Jednocześnie z mocy § 6 pkt 7, § 13 ust. 2 pkt 2 i § 2 ust. 3 wspomnianego rozporządzenia Ministra Sprawiedliwości z dnia 28 września 2002 r. w sprawie opłat za czynności adwokackie (…), przy uwzględnieniu art. 122 § 1 Kpc, w punkcie IV wyroku, Sąd przyznał adw.

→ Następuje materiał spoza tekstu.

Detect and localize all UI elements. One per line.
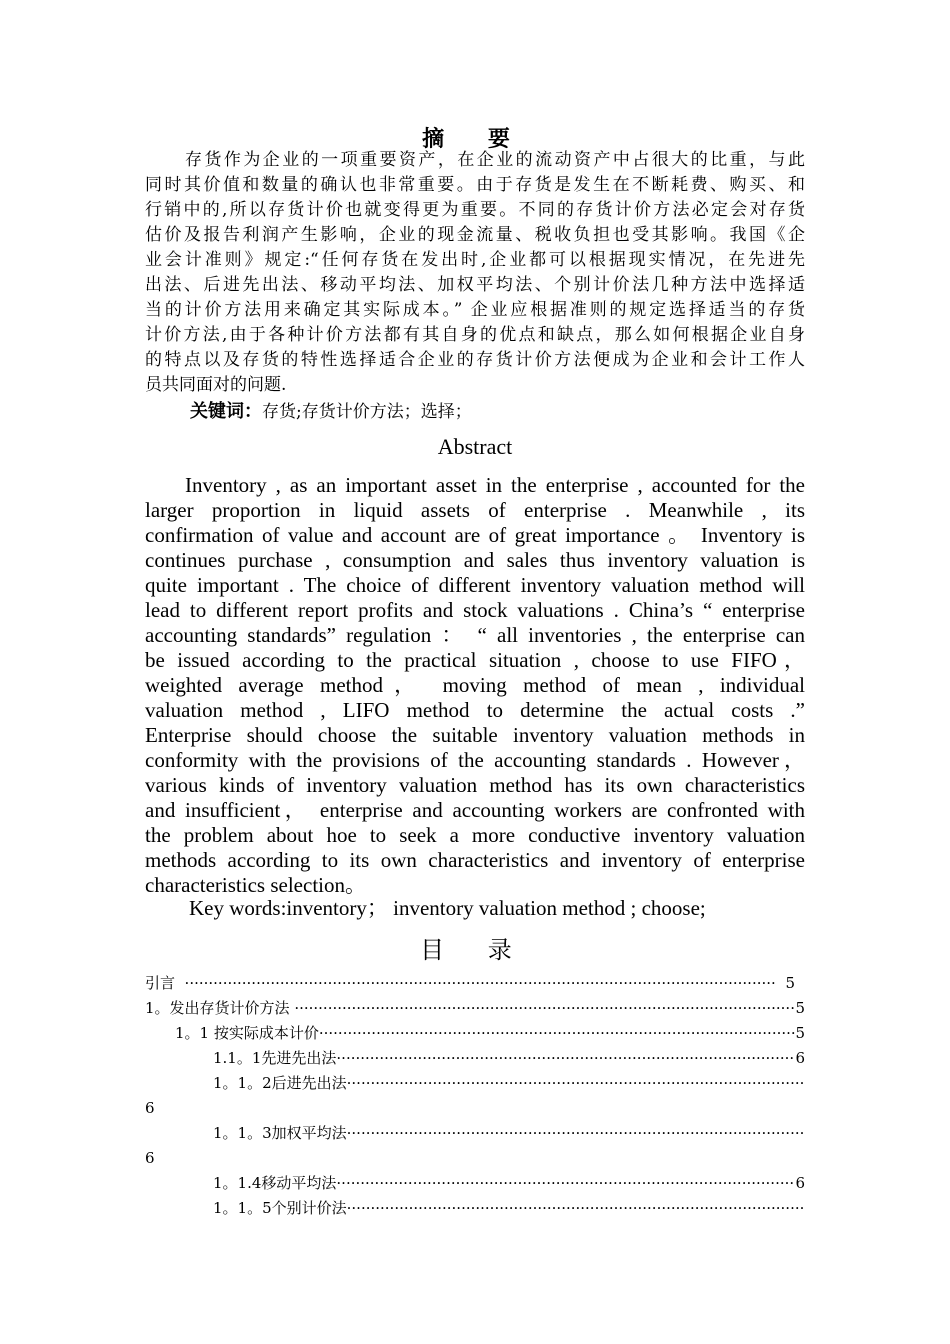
abstract-zh-body [145,148,805,398]
toc-leader-dots [347,1196,805,1221]
toc-entry-title: 1。1。3加权平均法 [213,1124,347,1142]
paragraph-line: 业会计准则》规定:“任何存货在发出时,企业都可以根据现实情况，在先进先 [145,250,805,270]
toc-entry[interactable] [145,1021,805,1046]
paragraph-line: and insufficient， enterprise and accounting workers are confronted with [145,798,805,822]
paragraph-line: continues purchase , consumption and sales thus inventory valuation is [145,548,805,572]
toc-entry-title: 1。1.4移动平均法 [213,1174,337,1192]
keywords-zh [190,399,472,425]
paragraph-line: various kinds of inventory valuation method has its own characteristics [145,773,805,797]
paragraph-line: characteristics selection。 [145,873,366,897]
table-of-contents [145,971,805,1221]
toc-entry[interactable] [145,1046,805,1071]
toc-entry[interactable] [145,971,805,996]
toc-entry-page: 5 [785,974,795,992]
keywords-en [145,896,805,921]
toc-entry-page: 5 [795,1024,805,1042]
toc-entry-title: 1。发出存货计价方法 [145,999,295,1017]
toc-entry-page: 6 [145,1099,155,1117]
paragraph-line: methods according to its own characteristics and inventory of enterprise [145,848,805,872]
paragraph-line: Enterprise should choose the suitable inventory valuation methods in [145,723,805,747]
paragraph-line: 同时其价值和数量的确认也非常重要。由于存货是发生在不断耗费、购买、和 [145,175,805,195]
toc-leader-dots [319,1021,796,1046]
paragraph-line: confirmation of value and account are of great importance 。 Inventory is [145,523,805,547]
toc-entry-page-wrap [145,1096,805,1121]
paragraph-line: accounting standards” regulation ： “ all inventories , the enterprise can [145,623,805,647]
toc-entry[interactable] [145,1171,805,1196]
toc-entry-page: 5 [795,999,805,1017]
toc-leader-dots [336,1046,795,1071]
toc-entry-title: 引言 [145,974,185,992]
abstract-zh-title: 摘 要 [422,127,528,152]
toc-entry[interactable] [145,1071,805,1096]
toc-leader-dots [347,1071,805,1096]
paragraph-line: 存货作为企业的一项重要资产，在企业的流动资产中占很大的比重，与此 [185,150,805,170]
keywords-en-text: Key words:inventory； inventory valuation method ; choose; [189,896,706,920]
paragraph-line: 当的计价方法用来确定其实际成本。” 企业应根据准则的规定选择适当的存货 [145,300,805,320]
paragraph-line: 估价及报告利润产生影响，企业的现金流量、税收负担也受其影响。我国《企 [145,225,805,245]
paragraph-line: larger proportion in liquid assets of enterprise . Meanwhile , its [145,498,805,522]
toc-title: 目 录 [420,936,530,964]
toc-entry-page: 6 [795,1049,805,1067]
toc-entry[interactable] [145,996,805,1021]
paragraph-line: conformity with the provisions of the accounting standards . However， [145,748,805,772]
toc-leader-dots [294,996,795,1021]
paragraph-line: lead to different report profits and stock valuations . China’s “ enterprise [145,598,805,622]
toc-leader-dots [347,1121,805,1146]
abstract-en-body [145,473,805,898]
abstract-en-title: Abstract [437,434,513,459]
paragraph-line: quite important . The choice of different inventory valuation method will [145,573,805,597]
keywords-zh-text: 存货;存货计价方法；选择； [262,402,472,422]
paragraph-line: weighted average method， moving method of mean , individual [145,673,805,697]
toc-entry-title: 1.1。1先进先出法 [213,1049,337,1067]
paragraph-line: 出法、后进先出法、移动平均法、加权平均法、个别计价法几种方法中选择适 [145,275,805,295]
toc-entry[interactable] [145,1121,805,1146]
paragraph-line: be issued according to the practical situation , choose to use FIFO， [145,648,805,672]
paragraph-line: valuation method , LIFO method to determine the actual costs .” [145,698,805,722]
toc-entry-page: 6 [145,1149,155,1167]
toc-entry-page-wrap [145,1146,805,1171]
keywords-zh-label: 关键词： [190,401,262,422]
toc-entry-title: 1。1。2后进先出法 [213,1074,347,1092]
paragraph-line: Inventory , as an important asset in the enterprise , accounted for the [185,473,805,497]
paragraph-line: 行销中的,所以存货计价也就变得更为重要。不同的存货计价方法必定会对存货 [145,200,805,220]
toc-leader-dots [336,1171,795,1196]
toc-entry[interactable] [145,1196,805,1221]
toc-entry-page: 6 [795,1174,805,1192]
toc-leader-dots [185,971,778,996]
paragraph-line: the problem about hoe to seek a more conductive inventory valuation [145,823,805,847]
toc-entry-title: 1。1。5个别计价法 [213,1199,347,1217]
paragraph-line: 员共同面对的问题. [145,375,287,395]
toc-entry-title: 1。1 按实际成本计价 [175,1024,319,1042]
paragraph-line: 计价方法,由于各种计价方法都有其自身的优点和缺点，那么如何根据企业自身 [145,325,805,345]
paragraph-line: 的特点以及存货的特性选择适合企业的存货计价方法便成为企业和会计工作人 [145,350,805,370]
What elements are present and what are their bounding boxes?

E. D. ze Skarbu Państwa (Sąd Okręgowy w Olsztynie) kwotę 11.336,49 zł tytułem nieobciążającej pozwanej części kosztów pomocy prawnej z urzędu (13.658,42 zł – 2.321,93 zł).

O nieuiszczonych kosztach sądowych, obejmujących opłatę od pozwu (100.000 zł) i opłat od zażalenia z dnia 13.05.2013 r. - k. 326 (20.000 zł), z których obowiązku zapłaty powódka została zwolniona (postanowienia z k. 58 i k. 348), orzeczono zgodnie z art. 113 ust. 1 i 2 ustawy o kosztach sądowych w sprawach cywilnych i art. 100 k.p.c., dokonując ich rozdzielenia odpowiednio do wyniku sprawy.

Jak już bowiem wyżej wskazywano, powódka wygrała niniejszą sprawę w 17 %, co oznacza, że powinna uiścić opłatę od pozwu w wysokości 99.600 zł (83 % x 120.000 zł), zaś pozwana – w kwocie 20.400 zł (17 % x 120.000 zł).

W konsekwencji, na podstawie art. 113 ust. 1 i 2 ustawy o kosztach sądowych w sprawach cywilnych w zw. z art. 100 k.p.c., Sąd nakazał ściągnąć od pozwanej kwotę 20.400zł, a od powódki z zasadzonego na jej rzecz w punkcie I roszczenia - kwotę 99.600 zł tytułem nieuiszczonych kosztów sądowych (punkt V sentencji wyroku).